In the face of identity theft, online threats related to viruses and other ransomware, it is important to protect your personal data on your computer. The most effective way to do this is to encrypt the data, which is easy to do on both Windows and MacOS.
Data encryption: essential...
Encrypting your data is essential if you don't want a third party to get their hands on it. Hackers can indeed copy your data and even block access to it remotely. And keep in mind that even data that has been deleted can be recovered by ill-intentioned people!

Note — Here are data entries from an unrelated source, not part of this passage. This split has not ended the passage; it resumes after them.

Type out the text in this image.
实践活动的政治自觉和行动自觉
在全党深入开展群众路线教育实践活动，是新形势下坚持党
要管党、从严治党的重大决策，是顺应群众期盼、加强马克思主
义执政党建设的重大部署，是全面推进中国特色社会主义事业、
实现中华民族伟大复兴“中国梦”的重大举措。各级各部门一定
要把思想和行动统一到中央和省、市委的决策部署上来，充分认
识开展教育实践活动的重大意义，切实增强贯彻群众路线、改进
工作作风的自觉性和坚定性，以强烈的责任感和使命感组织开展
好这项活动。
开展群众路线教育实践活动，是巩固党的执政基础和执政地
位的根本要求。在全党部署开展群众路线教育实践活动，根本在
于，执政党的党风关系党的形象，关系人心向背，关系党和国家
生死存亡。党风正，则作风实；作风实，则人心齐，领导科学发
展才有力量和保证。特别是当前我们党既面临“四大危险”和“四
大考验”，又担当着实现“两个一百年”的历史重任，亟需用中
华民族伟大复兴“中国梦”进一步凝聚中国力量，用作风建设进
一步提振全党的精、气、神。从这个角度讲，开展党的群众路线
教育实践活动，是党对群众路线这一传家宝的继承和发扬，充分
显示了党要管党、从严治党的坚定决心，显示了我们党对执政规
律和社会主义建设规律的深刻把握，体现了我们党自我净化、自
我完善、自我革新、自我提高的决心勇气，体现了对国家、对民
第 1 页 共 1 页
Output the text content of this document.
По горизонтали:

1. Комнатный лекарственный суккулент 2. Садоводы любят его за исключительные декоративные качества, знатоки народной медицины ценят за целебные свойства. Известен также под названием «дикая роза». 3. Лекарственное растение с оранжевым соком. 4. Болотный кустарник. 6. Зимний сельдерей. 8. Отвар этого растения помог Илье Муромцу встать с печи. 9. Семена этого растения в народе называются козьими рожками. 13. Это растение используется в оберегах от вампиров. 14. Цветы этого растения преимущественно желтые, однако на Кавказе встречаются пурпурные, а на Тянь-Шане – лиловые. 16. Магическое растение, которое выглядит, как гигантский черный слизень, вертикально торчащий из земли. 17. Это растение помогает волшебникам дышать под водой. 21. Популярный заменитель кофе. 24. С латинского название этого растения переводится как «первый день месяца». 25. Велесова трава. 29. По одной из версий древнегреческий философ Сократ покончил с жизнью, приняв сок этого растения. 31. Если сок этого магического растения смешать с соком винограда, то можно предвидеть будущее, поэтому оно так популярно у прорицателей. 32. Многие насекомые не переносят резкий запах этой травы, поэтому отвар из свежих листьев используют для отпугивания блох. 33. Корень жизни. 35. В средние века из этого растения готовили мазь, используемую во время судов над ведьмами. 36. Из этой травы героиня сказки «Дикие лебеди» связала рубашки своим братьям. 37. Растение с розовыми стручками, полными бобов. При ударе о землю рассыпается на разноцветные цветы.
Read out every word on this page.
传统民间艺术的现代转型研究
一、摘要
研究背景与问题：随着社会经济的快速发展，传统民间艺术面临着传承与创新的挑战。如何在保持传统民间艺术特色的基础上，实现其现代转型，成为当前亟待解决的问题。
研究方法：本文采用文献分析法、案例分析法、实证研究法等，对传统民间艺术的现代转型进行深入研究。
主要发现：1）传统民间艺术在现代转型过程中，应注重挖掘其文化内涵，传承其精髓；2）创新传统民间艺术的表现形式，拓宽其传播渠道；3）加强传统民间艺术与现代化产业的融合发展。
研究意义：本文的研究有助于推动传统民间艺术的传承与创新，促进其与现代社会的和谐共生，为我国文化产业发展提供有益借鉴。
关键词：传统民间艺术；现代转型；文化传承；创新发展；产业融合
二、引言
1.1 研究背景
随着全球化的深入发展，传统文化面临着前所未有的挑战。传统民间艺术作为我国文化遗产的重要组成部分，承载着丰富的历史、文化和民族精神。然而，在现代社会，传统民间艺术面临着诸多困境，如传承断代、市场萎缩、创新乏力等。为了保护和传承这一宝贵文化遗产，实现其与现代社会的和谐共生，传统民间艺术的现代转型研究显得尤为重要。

Whether it's sensitive (administrative documents, medical files, private photos, etc.) or not, data must be encrypted to prevent it from falling into the wrong hands one day. A properly encrypted hard disk is completely unreadable by anyone who does not have the decryption key, usually the administrator's password. Once encrypted, the data becomes truly private and cannot be read properly.
... and easy!
Encrypting your computer is relatively simple, whether you have a PC running Windows or a Mac running macOS. If not proposed by default, encryption is relatively simple to activate on a recent machine.
Under Windows, you have to connect to your Windows administrator account then go to the "Settings" of your computer. Then you have to select "Update & Security" and activate "Device encryption." If this feature does not appear, you have to type "Manage BitLocker" in the search field of the taskbar, open it, then "Enable BitLocker."
On a Mac, you need to go to "System Preferences" and then go to the "FireVault" tab in "Security & Privacy". To activate this option, click on the lock icon and enter your administrator name and password. From then on, the encryption operation will take place in the background, without the user noticing anything. Note that Apple provides you with a backup "key" if you ever lose your password.